長孫皇后的眼淚瞬間就落了下來,她一把將趙子義摟進懷裡,哽咽道:
“好孩子……我的好九兒……你怎麼這麼懂事……這麼懂事啊……”她心中的憐愛和心疼達到了頂點。
李二也別過頭去,眼眶發熱。他心中的愧疚感更深了。
隨後幾日,靈堂前迎來了各式各樣的人物。
劉文靜幾乎是天天都來。他對自己這位“神童”弟子極為看重,如今弟子遭此大難,他心痛不已。
他看著趙子義不哭不鬧的樣子,心中憂慮更深,常常一坐就是半天,陪著趙子義,時而嘆息,時而低聲教導幾句“節哀順變,保重自身”的道理。他更多的是擔憂這過早的打擊會毀了這塊璞玉。
天妒英才!莫非這慧極必傷、情深不壽之言,真要應驗在我這弟子身上?如此心性,若是走入極端,後果不堪設想……

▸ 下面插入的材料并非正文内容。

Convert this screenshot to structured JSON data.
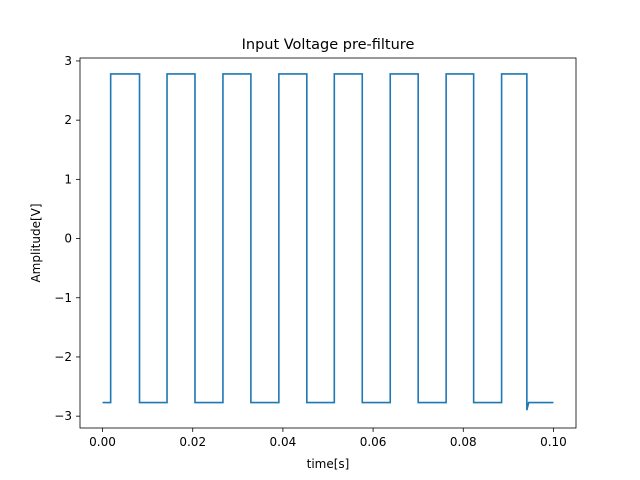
{
  "chart_data": {
    "type": "line",
    "title": "Input Voltage pre-filture",
    "xlabel": "time[s]",
    "ylabel": "Amplitude[V]",
    "xlim": [
      -0.005,
      0.105
    ],
    "ylim": [
      -3.2,
      3.05
    ],
    "grid": false,
    "xticks": [
      0.0,
      0.02,
      0.04,
      0.06,
      0.08,
      0.1
    ],
    "xtick_labels": [
      "0.00",
      "0.02",
      "0.04",
      "0.06",
      "0.08",
      "0.10"
    ],
    "yticks": [
      -3,
      -2,
      -1,
      0,
      1,
      2,
      3
    ],
    "ytick_labels": [
      "−3",
      "−2",
      "−1",
      "0",
      "1",
      "2",
      "3"
    ],
    "series": [
      {
        "color": "#1f77b4",
        "x": [
          0.0,
          0.0018,
          0.0018,
          0.0082,
          0.0082,
          0.0143,
          0.0143,
          0.0205,
          0.0205,
          0.0267,
          0.0267,
          0.0329,
          0.0329,
          0.0391,
          0.0391,
          0.0453,
          0.0453,
          0.0514,
          0.0514,
          0.0576,
          0.0576,
          0.0638,
          0.0638,
          0.07,
          0.07,
          0.0762,
          0.0762,
          0.0823,
          0.0823,
          0.0885,
          0.0885,
          0.0941,
          0.0941,
          0.0945,
          0.1
        ],
        "y": [
          -2.77,
          -2.77,
          2.78,
          2.78,
          -2.77,
          -2.77,
          2.78,
          2.78,
          -2.77,
          -2.77,
          2.78,
          2.78,
          -2.77,
          -2.77,
          2.78,
          2.78,
          -2.77,
          -2.77,
          2.78,
          2.78,
          -2.77,
          -2.77,
          2.78,
          2.78,
          -2.77,
          -2.77,
          2.78,
          2.78,
          -2.77,
          -2.77,
          2.78,
          2.78,
          -2.9,
          -2.77,
          -2.77
        ]
      }
    ]
  }
}
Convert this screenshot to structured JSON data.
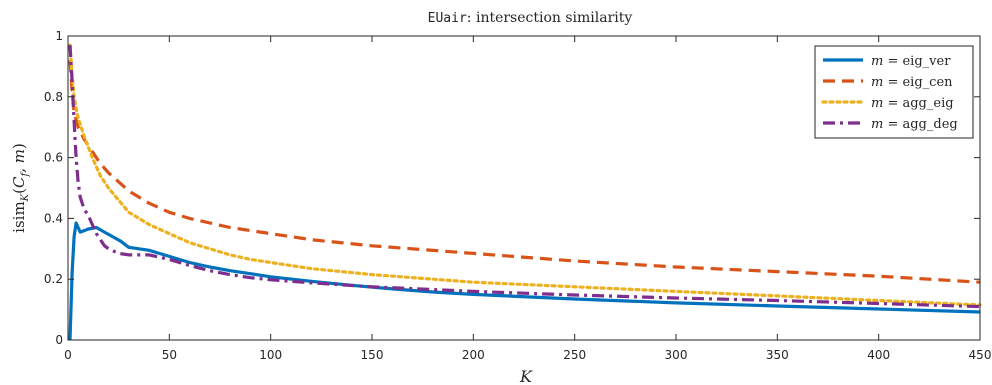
{
  "chart_data": {
    "type": "line",
    "title_mono": "EUair",
    "title_rest": ": intersection similarity",
    "xlabel": "K",
    "ylabel": "isim_K(C_f, m)",
    "xlim": [
      0,
      450
    ],
    "ylim": [
      0,
      1
    ],
    "x_ticks": [
      0,
      50,
      100,
      150,
      200,
      250,
      300,
      350,
      400,
      450
    ],
    "y_ticks": [
      0,
      0.2,
      0.4,
      0.6,
      0.8,
      1
    ],
    "grid": false,
    "legend_position": "top-right",
    "series": [
      {
        "name": "m = eig_ver",
        "color": "#0072BD",
        "dash": "solid",
        "points": [
          [
            1,
            0
          ],
          [
            2,
            0.22
          ],
          [
            3,
            0.34
          ],
          [
            4,
            0.385
          ],
          [
            5,
            0.37
          ],
          [
            6,
            0.355
          ],
          [
            8,
            0.36
          ],
          [
            10,
            0.365
          ],
          [
            14,
            0.37
          ],
          [
            18,
            0.355
          ],
          [
            22,
            0.34
          ],
          [
            26,
            0.325
          ],
          [
            30,
            0.305
          ],
          [
            35,
            0.3
          ],
          [
            40,
            0.295
          ],
          [
            45,
            0.285
          ],
          [
            50,
            0.275
          ],
          [
            60,
            0.255
          ],
          [
            70,
            0.24
          ],
          [
            80,
            0.228
          ],
          [
            90,
            0.218
          ],
          [
            100,
            0.208
          ],
          [
            120,
            0.193
          ],
          [
            140,
            0.18
          ],
          [
            160,
            0.168
          ],
          [
            180,
            0.158
          ],
          [
            200,
            0.15
          ],
          [
            250,
            0.135
          ],
          [
            300,
            0.122
          ],
          [
            350,
            0.112
          ],
          [
            400,
            0.102
          ],
          [
            450,
            0.092
          ]
        ]
      },
      {
        "name": "m = eig_cen",
        "color": "#D95319",
        "dash": "dashed",
        "points": [
          [
            1,
            0.92
          ],
          [
            2,
            0.82
          ],
          [
            3,
            0.75
          ],
          [
            5,
            0.7
          ],
          [
            8,
            0.66
          ],
          [
            12,
            0.62
          ],
          [
            16,
            0.58
          ],
          [
            20,
            0.55
          ],
          [
            25,
            0.52
          ],
          [
            30,
            0.49
          ],
          [
            40,
            0.45
          ],
          [
            50,
            0.42
          ],
          [
            60,
            0.4
          ],
          [
            70,
            0.385
          ],
          [
            80,
            0.37
          ],
          [
            90,
            0.36
          ],
          [
            100,
            0.35
          ],
          [
            120,
            0.33
          ],
          [
            150,
            0.31
          ],
          [
            200,
            0.285
          ],
          [
            250,
            0.26
          ],
          [
            300,
            0.24
          ],
          [
            350,
            0.225
          ],
          [
            400,
            0.21
          ],
          [
            450,
            0.19
          ]
        ]
      },
      {
        "name": "m = agg_eig",
        "color": "#EDB120",
        "dash": "dotted",
        "points": [
          [
            1,
            0.97
          ],
          [
            2,
            0.87
          ],
          [
            3,
            0.8
          ],
          [
            5,
            0.73
          ],
          [
            8,
            0.67
          ],
          [
            12,
            0.6
          ],
          [
            16,
            0.54
          ],
          [
            20,
            0.5
          ],
          [
            25,
            0.46
          ],
          [
            30,
            0.42
          ],
          [
            40,
            0.38
          ],
          [
            50,
            0.35
          ],
          [
            60,
            0.32
          ],
          [
            70,
            0.3
          ],
          [
            80,
            0.28
          ],
          [
            90,
            0.265
          ],
          [
            100,
            0.255
          ],
          [
            120,
            0.235
          ],
          [
            150,
            0.215
          ],
          [
            200,
            0.19
          ],
          [
            250,
            0.175
          ],
          [
            300,
            0.16
          ],
          [
            350,
            0.145
          ],
          [
            400,
            0.13
          ],
          [
            450,
            0.115
          ]
        ]
      },
      {
        "name": "m = agg_deg",
        "color": "#7E2F8E",
        "dash": "dashdot",
        "points": [
          [
            1,
            0.97
          ],
          [
            2,
            0.85
          ],
          [
            3,
            0.72
          ],
          [
            4,
            0.6
          ],
          [
            5,
            0.52
          ],
          [
            6,
            0.47
          ],
          [
            8,
            0.43
          ],
          [
            10,
            0.41
          ],
          [
            12,
            0.38
          ],
          [
            14,
            0.35
          ],
          [
            16,
            0.33
          ],
          [
            18,
            0.31
          ],
          [
            20,
            0.3
          ],
          [
            25,
            0.285
          ],
          [
            30,
            0.28
          ],
          [
            40,
            0.28
          ],
          [
            50,
            0.265
          ],
          [
            60,
            0.245
          ],
          [
            70,
            0.228
          ],
          [
            80,
            0.215
          ],
          [
            90,
            0.205
          ],
          [
            100,
            0.198
          ],
          [
            120,
            0.188
          ],
          [
            150,
            0.175
          ],
          [
            200,
            0.16
          ],
          [
            250,
            0.148
          ],
          [
            300,
            0.138
          ],
          [
            350,
            0.13
          ],
          [
            400,
            0.12
          ],
          [
            450,
            0.11
          ]
        ]
      }
    ]
  }
}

房玄齡和杜如晦聯袂而來。房玄齡神色凝重,言語間充滿了對趙天雄的敬佩和對趙子義的惋惜與安慰。
杜如晦則更為直接,他看著趙子義的眼睛,沉聲道:
“子義,父輩之榮光與遺憾,皆已成過往。未來之路,在你自身。望你莫要沉溺悲痛,當以有用之身,行有為之事。”他的話,帶著一種直接的激勵。
侯君集、秦瓊、尉遲恭等一眾武將也來了。侯君集規規矩矩地上香,看著趙子義,想說什麼安慰的話,最後憋出一句:
“娃兒,以後誰欺負你,報你侯伯伯的名號!”
秦瓊拍了拍趙子義的肩膀,眼神溫和而堅定:“孩子,保重。”
尉遲恭則是哼了一聲,道:“小子,有種!沒哭鼻子!像個爺們!”
他們的表達方式直接而粗糲,卻透著軍中漢子的真誠。
最讓趙子義留意的是李靖。他如今已被重用,負責北面防禦突厥,此次是特意趕回。
他一身風塵,上香之後,走到趙子義面前,目光極為複雜。他深深一揖,並非對孩童之禮,而是平輩甚至略帶敬意的禮節。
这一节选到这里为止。